Maximum Likelihood Probabilistic Model for Pulmonary Embolism Nodule Detection (ML-PPED) using Computer Vision
Author(s) -
Pragati Pawar,
S. L. Badjate,
Sneha Jain
Publication year - 2019
Publication title -
international journal of recent technology and engineering
Language(s) - English
Resource type - Journals
ISSN - 2277-3878
DOI - 10.35940/ijrte.c1063.1083s219
Subject(s) - segmentation , artificial intelligence , false positive paradox , pulmonary embolism , pattern recognition (psychology) , computer science , probabilistic logic , lung , computer vision , nodule (geology) , radiology , medicine , cardiology , paleontology , biology
Computer–aided detection and diagnosis systems have been adopted widely to improve the diagnosis performance by detecting and analyzing the lung diseases. The pulmonary embolism is considered as a fetal condition related to lung where the blood clot cause blockage to the lung arteries and this condition can cause death to the patient. Early detection of blood clot can help to diagnose the pulmonary embolism. In order to detect the PE, lung segmentation and nodule detection is the main task for any CAD system. Several approaches have been introduced to perform the segmentation but the accuracy and false positives of segmentation remains a challenging task in this field. Thus, we focus on the lung segmentation and nodule detection using computer vision approach for PE detection and developed Maximum Likelihood Probabilistic model for Pulmonary Embolism nodule detection (ML-PPED).
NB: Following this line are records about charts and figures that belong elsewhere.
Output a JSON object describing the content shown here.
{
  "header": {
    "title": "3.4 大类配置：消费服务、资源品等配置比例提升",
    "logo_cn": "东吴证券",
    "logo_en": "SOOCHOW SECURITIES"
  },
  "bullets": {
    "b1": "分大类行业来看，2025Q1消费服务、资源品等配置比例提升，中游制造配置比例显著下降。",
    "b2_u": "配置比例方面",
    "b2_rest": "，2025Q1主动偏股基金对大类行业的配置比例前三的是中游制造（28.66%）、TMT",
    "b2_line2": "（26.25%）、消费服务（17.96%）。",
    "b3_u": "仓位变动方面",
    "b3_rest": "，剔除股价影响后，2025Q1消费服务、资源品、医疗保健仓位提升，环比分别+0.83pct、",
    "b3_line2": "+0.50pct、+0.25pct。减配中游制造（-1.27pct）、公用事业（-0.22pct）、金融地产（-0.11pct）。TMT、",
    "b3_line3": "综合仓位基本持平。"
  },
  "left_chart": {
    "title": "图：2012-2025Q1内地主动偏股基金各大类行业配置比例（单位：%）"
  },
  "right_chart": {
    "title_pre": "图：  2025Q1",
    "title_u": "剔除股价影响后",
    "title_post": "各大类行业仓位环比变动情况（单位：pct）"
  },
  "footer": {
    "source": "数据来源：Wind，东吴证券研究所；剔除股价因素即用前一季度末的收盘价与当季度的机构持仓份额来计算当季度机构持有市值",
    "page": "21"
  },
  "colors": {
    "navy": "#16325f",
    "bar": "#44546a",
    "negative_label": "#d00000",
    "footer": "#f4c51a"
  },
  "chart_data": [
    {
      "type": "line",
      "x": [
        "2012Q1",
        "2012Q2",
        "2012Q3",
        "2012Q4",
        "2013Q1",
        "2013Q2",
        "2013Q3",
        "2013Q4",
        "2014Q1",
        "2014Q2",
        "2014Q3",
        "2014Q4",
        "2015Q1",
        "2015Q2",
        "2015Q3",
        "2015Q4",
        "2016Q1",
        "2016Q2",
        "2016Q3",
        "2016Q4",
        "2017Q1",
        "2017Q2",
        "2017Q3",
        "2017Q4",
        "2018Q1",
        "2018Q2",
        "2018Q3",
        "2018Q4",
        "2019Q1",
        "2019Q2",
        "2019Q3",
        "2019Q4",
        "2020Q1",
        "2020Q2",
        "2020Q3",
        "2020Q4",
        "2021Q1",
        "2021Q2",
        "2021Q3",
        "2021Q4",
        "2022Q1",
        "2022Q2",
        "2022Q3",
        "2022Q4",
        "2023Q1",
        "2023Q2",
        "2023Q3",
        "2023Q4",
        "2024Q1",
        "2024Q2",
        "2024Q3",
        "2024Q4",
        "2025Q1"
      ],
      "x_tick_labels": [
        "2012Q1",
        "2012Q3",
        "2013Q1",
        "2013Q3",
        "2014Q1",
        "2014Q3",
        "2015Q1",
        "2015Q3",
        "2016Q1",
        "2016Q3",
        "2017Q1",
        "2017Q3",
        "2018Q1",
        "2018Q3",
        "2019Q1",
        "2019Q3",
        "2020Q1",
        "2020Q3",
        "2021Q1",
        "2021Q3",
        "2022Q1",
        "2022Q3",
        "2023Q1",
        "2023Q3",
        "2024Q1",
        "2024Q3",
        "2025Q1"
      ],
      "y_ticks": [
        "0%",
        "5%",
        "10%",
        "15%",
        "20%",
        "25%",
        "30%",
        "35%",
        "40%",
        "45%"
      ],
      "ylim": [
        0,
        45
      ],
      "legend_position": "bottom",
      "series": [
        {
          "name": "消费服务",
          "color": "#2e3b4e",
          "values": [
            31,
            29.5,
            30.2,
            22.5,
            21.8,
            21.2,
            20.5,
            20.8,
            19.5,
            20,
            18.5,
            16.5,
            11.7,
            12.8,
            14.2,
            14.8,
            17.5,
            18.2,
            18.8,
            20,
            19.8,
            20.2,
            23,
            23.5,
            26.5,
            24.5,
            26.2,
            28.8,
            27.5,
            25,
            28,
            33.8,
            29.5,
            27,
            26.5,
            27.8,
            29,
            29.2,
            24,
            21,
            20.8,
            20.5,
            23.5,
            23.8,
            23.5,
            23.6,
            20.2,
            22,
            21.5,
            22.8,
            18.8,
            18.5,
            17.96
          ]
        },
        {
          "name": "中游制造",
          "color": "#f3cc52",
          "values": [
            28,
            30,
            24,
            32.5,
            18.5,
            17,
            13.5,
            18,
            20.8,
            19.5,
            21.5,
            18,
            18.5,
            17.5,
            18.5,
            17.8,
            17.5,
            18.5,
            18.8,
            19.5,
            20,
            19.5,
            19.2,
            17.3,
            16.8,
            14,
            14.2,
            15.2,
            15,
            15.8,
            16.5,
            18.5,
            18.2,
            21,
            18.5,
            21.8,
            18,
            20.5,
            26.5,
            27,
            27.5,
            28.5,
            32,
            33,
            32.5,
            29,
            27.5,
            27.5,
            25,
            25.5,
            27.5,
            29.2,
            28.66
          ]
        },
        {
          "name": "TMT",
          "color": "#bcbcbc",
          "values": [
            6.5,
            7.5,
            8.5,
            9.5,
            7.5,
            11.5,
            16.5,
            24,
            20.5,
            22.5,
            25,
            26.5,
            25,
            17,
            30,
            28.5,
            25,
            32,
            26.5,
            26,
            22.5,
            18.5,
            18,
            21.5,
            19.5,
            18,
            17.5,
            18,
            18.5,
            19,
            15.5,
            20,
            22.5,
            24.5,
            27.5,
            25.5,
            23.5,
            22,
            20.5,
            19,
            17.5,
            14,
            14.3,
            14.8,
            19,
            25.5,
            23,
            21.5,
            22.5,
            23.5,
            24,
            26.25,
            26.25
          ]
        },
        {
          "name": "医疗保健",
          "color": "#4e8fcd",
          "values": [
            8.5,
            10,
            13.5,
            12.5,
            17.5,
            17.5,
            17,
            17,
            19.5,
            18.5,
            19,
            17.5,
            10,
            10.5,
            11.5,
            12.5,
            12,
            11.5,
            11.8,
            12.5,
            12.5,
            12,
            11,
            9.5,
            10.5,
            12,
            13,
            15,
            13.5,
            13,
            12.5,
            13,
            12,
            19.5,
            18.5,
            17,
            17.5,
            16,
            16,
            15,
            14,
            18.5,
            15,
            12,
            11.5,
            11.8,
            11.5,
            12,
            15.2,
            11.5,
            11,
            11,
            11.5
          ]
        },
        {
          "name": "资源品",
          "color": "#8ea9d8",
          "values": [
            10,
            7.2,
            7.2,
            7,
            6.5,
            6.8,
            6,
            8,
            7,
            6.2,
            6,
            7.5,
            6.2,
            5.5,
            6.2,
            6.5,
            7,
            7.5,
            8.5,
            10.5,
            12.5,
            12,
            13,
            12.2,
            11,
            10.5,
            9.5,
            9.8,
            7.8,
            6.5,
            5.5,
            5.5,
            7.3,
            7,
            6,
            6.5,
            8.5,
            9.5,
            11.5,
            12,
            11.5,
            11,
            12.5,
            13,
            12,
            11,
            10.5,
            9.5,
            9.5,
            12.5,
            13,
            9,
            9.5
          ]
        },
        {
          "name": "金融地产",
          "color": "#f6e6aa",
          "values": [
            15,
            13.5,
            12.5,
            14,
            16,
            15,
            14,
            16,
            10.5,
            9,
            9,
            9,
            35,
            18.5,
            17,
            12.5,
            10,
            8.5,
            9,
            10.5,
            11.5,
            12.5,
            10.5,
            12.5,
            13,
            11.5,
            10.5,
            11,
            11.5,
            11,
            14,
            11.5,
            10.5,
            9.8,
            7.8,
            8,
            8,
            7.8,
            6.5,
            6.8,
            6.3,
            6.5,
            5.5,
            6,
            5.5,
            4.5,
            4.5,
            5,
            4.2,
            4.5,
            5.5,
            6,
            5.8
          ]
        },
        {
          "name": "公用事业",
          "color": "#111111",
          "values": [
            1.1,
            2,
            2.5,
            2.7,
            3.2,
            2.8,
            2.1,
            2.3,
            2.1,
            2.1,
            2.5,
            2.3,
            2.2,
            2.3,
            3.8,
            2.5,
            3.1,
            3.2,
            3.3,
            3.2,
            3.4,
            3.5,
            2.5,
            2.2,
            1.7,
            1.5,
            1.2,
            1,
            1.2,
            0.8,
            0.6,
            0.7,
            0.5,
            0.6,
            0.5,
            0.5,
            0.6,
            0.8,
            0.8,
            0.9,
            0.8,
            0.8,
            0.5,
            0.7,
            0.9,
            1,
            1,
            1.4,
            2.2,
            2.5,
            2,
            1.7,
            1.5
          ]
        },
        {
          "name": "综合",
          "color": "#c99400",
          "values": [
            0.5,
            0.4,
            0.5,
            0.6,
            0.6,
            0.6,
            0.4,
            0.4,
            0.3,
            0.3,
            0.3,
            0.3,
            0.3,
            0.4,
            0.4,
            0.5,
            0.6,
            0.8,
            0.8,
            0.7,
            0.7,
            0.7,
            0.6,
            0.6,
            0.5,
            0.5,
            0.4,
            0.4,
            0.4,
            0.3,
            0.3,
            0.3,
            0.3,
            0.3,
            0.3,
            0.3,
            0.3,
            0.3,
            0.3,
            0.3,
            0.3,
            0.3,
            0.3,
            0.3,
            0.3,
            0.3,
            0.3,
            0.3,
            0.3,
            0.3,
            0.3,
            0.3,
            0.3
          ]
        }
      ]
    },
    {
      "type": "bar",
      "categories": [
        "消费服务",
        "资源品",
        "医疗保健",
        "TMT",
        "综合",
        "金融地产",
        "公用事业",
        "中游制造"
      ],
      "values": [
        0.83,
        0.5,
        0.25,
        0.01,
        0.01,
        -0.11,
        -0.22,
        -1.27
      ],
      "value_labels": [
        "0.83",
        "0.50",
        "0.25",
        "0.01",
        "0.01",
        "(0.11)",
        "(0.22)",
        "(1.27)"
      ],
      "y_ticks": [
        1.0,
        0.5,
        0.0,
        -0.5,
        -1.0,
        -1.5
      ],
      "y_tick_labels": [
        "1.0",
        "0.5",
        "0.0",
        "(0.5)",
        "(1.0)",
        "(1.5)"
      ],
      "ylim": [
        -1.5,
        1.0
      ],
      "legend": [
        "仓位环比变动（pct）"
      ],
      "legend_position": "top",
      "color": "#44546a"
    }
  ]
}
According to the proposed approach, first of all we extract the lungs regions i.e. left and right lung regions followed by segmentation and finally a maximum likelihood based probabilistic model is developed to detect the lung nodules. The performance of segmentation is measured in terms of dice similarity coefficient and average segmentation error which are computed based on the segmented outcome of the proposed model and ground truth data. The experimental analysis shows that the proposed approach improved the segmentation performance when compared with the existing techniques.